Peroxisome proliferator-activated receptor γ coactivator 1α (PGC1α)-overexpressing myotubes secrete some anti-catabolic factors. Representative fields of four-day differentiated myotubes infected for 48 h with Green Fluorescent Protein (GFP) or PGC1α-GFP-expressing myotubes are shown. Scale bar, 25 μm (a). Enriched pathways from Kyoto Encyclopedia of Genes and Genomes (KEGG) (p < 0.05) are shown from the microarray differential expression analysis, which involves the mitochondrial function, with the number of upregulated and downregulated genes belonging to each pathway (b). Rates of overall protein synthesis and long-lived protein degradation were measured in myotubes transfected on the fourth day of differentiation with GFP or constitutively active Forkhead box-containing subfamily O3 (caFoxO3)-expressing viruses. Infection of myotubes for 48 h with adenoviruses encoding for caFoxO3 reduces protein synthesis (c) and increases protein degradation of long-lived proteins (e). Unpaired t-test, **** p ≤ 0.0001, n = 6. GFP-expressing adenoviruses are used as control. Supernatants (SN) from myotubes infected for 72 h with PGC1α-encoding adenoviruses do not alter protein synthesis (d) but restrain caFoxO3-induced protein degradation (f). Unpaired t-test, **, p ≤ 0.01, n = 6. CPM, counts per minute.
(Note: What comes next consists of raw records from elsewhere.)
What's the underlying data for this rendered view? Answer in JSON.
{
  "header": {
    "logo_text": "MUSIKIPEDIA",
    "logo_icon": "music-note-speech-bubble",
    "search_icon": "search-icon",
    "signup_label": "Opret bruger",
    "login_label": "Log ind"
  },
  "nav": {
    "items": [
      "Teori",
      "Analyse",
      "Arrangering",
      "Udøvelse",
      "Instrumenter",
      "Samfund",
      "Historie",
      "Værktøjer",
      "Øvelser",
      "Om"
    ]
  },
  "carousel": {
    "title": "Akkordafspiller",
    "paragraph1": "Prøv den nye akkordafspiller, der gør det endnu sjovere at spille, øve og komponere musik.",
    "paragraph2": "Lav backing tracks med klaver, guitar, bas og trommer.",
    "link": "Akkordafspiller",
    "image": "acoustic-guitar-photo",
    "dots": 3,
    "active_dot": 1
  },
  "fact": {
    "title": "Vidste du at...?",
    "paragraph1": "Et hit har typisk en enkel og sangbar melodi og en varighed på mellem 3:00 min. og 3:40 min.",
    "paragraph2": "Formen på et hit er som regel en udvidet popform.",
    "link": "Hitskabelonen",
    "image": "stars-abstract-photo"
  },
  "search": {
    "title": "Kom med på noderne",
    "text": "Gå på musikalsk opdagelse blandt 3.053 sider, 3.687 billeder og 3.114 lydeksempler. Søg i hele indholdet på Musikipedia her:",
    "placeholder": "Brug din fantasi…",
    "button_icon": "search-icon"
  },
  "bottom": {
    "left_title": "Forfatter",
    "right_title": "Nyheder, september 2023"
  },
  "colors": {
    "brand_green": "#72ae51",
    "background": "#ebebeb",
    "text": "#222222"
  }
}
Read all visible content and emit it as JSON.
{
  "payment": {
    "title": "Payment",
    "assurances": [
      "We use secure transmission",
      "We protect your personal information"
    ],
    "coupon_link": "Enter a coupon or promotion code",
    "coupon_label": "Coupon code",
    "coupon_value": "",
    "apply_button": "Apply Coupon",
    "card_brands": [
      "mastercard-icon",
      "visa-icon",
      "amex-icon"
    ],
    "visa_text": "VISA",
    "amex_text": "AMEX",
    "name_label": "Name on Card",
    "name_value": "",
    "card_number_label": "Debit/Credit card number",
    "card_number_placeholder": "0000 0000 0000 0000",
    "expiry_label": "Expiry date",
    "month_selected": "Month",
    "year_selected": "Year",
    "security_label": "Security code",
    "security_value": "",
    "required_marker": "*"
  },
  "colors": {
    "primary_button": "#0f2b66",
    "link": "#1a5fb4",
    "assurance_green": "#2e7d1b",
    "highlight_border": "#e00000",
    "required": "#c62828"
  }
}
The dexamethasone-induced MuRF1 promoter-Firefly Luciferase (FLuc) signal is reduced in myoblasts exposed to SN from PGC1α-expressing cells but not from GFP-expressing ones. Myoblasts were transfected with MuRF1 promoter-FLuc plasmid and HSV-thymidine kinase (TK) promoter-Renilla Luc plasmid (RLuc) and 24 h later treated for 24 h with 10 μM dexamethasone and the aforementioned SN. The results of three independent experiments are shown (g). One-way analysis of variance (ANOVA) followed by Tukey’s test, *** p ≤ 0.001, **** p ≤ 0.0001, n = 6.